Cellbricks Therapeutics: €10 Million Raised To Advance Biofabricated Tissue Implants Toward Clinical Use

By Amit Chowdhry • Mar 30, 2026

Cellbricks Therapeutics has raised €10 million in new funding to accelerate the development of its biofabricated human tissue implants.

The financing includes a €7 million seed round alongside more than €3 million in additional non-dilutive funding currently under negotiation. The round was led by Silicon Roundabout Ventures, with participation from Federal Agency for Breakthrough Innovation and existing investor ACT Venture Partners, along with other long-term backers.

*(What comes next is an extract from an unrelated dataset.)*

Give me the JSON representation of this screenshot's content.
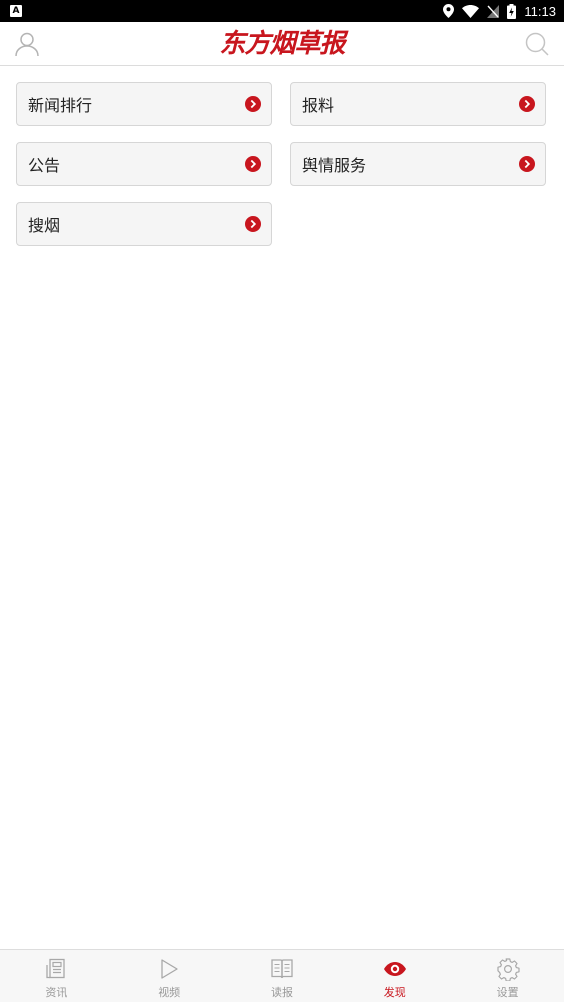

The company will use the capital to advance translational development of its living, vascularized tissue implants, focusing on preclinical validation and moving closer to human clinical studies. Its immediate priorities include progressing its lead adipose tissue implant program and initiating multiple preclinical animal studies.

Cellbricks Therapeutics is targeting major unmet needs in reconstructive surgery, wound healing and trauma care. Its technology aims to provide biological alternatives to synthetic implants, particularly for complex soft tissue defects and applications such as breast reconstruction.

The company’s broader ambition is to enable the development of 3D-bioprinted viable human organs. The current strategy focuses on a stepwise approach, advancing tissue-specific solutions that can survive, integrate and function within the human body as foundational building blocks toward organ replacement.

KEY QUOTES:

“The ambition is clear: restoring functional human tissue and, ultimately, enabling organ replacement. That future is built one disciplined milestone at a time. This funding allows us to reach the next level of validation and to advance living tissue implants that address urgent patient needs now while laying the groundwork for what comes next.”

Alexander Leutner, Co-CEO And Co-Founder, Cellbricks Therapeutics

“Regenerative medicine has talked for a long time about what may one day be possible. The next chapter is about demonstrating what can actually work in relevant models, with living tissues designed to integrate, restore function and move with real credibility towards the clinic.”